Any idea what could be preventing `rfalNfcInitialize()` from completing correctly on the STM32L073RZ?

Thanks in advance!

    This topic has been closed for replies.
    Best answer by Brian TIDAL

    Hi,

    this is almost the same configuration except for the drive strength of the GPIO (the "speed" parameter): GPIO_SPEED_FREQ_LOW in your project and GPIO_SPEED_FREQ_VERY_HIGH in my test. With GPIO_SPEED_FREQ_LOW, when reading the IC identity register 3Fh, the last received bit is 0 instead of 1. Thus the IC Identity check fails.

    This SPI behavior is documented in the section 2.15.3 Corrupted last bit of the  ES0292 STM32L07xxx/L08xxx device errata. See the workaround section (e.g. use GPIO_SPEED_FREQ_VERY_HIGH).

    This should help to fix your issue: this was not an easy one.

    Rgds

    BT

    12 replies

    Technical Moderator
    June 25, 2025

    Hi,

    please check the pin assignment. See UM1724

    BrianTIDAL_0-1750856993779.png

    SPI CS pin is likely not properly assigned.

    Rgds

    BT

    P.-S. your trace are not a logic analyzer trace but a scope traces. Make sure to use a logic analyzer.

     

    Visitor II
    June 25, 2025

    Hi,

    Yes, you're right — the CS pin is on PB6, and that was indeed my original configuration before I changed it.

    I've now restored PB6 as the CS pin, and it's still not working.

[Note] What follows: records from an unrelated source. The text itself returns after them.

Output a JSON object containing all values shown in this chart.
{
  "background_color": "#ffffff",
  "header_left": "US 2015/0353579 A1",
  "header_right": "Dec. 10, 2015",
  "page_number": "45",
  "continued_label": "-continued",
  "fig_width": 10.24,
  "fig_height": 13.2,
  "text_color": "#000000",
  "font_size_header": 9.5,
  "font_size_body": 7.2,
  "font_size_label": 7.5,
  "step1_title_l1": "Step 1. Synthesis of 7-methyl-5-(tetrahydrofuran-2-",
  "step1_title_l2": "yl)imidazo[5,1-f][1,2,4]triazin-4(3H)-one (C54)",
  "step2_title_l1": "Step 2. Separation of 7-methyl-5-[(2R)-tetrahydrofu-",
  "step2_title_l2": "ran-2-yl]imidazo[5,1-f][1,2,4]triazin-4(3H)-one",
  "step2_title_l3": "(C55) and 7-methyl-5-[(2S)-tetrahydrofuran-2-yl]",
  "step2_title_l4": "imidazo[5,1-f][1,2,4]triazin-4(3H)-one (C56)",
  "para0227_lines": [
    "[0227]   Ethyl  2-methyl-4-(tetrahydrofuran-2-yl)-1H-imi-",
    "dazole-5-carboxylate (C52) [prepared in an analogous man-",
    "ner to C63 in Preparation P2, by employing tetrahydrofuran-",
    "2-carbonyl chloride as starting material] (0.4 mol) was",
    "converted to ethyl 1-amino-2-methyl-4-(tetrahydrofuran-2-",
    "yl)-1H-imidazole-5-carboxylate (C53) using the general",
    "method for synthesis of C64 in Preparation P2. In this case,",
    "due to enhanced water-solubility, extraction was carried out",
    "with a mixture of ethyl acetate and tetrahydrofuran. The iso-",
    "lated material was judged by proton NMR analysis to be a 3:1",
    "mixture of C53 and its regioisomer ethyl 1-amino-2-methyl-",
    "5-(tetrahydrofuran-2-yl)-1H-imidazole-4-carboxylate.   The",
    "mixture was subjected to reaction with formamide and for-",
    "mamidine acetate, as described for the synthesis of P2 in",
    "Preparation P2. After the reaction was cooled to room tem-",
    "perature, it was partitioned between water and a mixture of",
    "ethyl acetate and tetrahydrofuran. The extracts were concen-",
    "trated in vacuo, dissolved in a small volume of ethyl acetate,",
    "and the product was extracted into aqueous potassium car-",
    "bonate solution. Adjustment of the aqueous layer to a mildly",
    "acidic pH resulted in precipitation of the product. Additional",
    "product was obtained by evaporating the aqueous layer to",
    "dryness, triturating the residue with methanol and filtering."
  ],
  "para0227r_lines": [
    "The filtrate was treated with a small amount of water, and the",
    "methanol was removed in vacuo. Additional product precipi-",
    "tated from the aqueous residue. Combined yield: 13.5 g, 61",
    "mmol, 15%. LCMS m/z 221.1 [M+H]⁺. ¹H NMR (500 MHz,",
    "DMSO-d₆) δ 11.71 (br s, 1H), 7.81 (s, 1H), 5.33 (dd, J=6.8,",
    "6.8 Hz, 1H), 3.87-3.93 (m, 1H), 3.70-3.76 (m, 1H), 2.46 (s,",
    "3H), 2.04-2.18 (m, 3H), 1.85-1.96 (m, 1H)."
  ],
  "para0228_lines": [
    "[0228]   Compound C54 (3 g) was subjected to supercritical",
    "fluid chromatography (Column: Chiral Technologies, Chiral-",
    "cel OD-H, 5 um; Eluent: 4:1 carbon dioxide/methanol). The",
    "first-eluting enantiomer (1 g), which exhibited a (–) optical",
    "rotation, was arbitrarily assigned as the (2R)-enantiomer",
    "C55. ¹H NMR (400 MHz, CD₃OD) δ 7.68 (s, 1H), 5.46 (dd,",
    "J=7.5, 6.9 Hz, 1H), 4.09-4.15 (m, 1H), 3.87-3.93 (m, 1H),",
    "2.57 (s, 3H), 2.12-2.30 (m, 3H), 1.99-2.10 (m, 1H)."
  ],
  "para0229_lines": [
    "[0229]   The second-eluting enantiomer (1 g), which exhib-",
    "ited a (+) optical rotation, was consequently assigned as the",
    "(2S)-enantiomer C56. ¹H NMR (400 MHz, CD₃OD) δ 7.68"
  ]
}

    What I observe is that the blue TX LED on the X-NUCLEO-NFC08A1 is blinking, but I'm still not getting any tag detection.

    Rgds

    Technical Moderator
    June 25, 2025

    Hi, 

    please try to be systematic:

    1. Verify basic communication. Can you read register?
    2. Can you write registers?
    3. With SELFTEST enabled: Does rfalInitialize() succeed (not return an error)
    4. Only now you can consider looking into tag reading

    If you have issues in 1-4, then you need to look at the signals. What comes out as expected and what is missing?

    I fear a two channel scope is not a good debugging tool for this. 4 channels are minimum (MISO,MOSI,SCLK,CS) but for further debugging also INT pin will help a lot. That's why we recommend a scope only for signal integrity. By the way your scope shots seem to only show a 50Hz from your main supplies at completely insufficient levels.

    So our recommendation is a logic analyzer with 8 channels. There are cheap ones around. Please get one.

    Regards, Ulysses 

    Technical Moderator
    June 27, 2025

    Hi,

    this is almost the same configuration except for the drive strength of the GPIO (the "speed" parameter): GPIO_SPEED_FREQ_LOW in your project and GPIO_SPEED_FREQ_VERY_HIGH in my test. With GPIO_SPEED_FREQ_LOW, when reading the IC identity register 3Fh, the last received bit is 0 instead of 1. Thus the IC Identity check fails.

    This SPI behavior is documented in the section 2.15.3 Corrupted last bit of the  ES0292 STM32L07xxx/L08xxx device errata. See the workaround section (e.g. use GPIO_SPEED_FREQ_VERY_HIGH).

    This should help to fix your issue: this was not an easy one.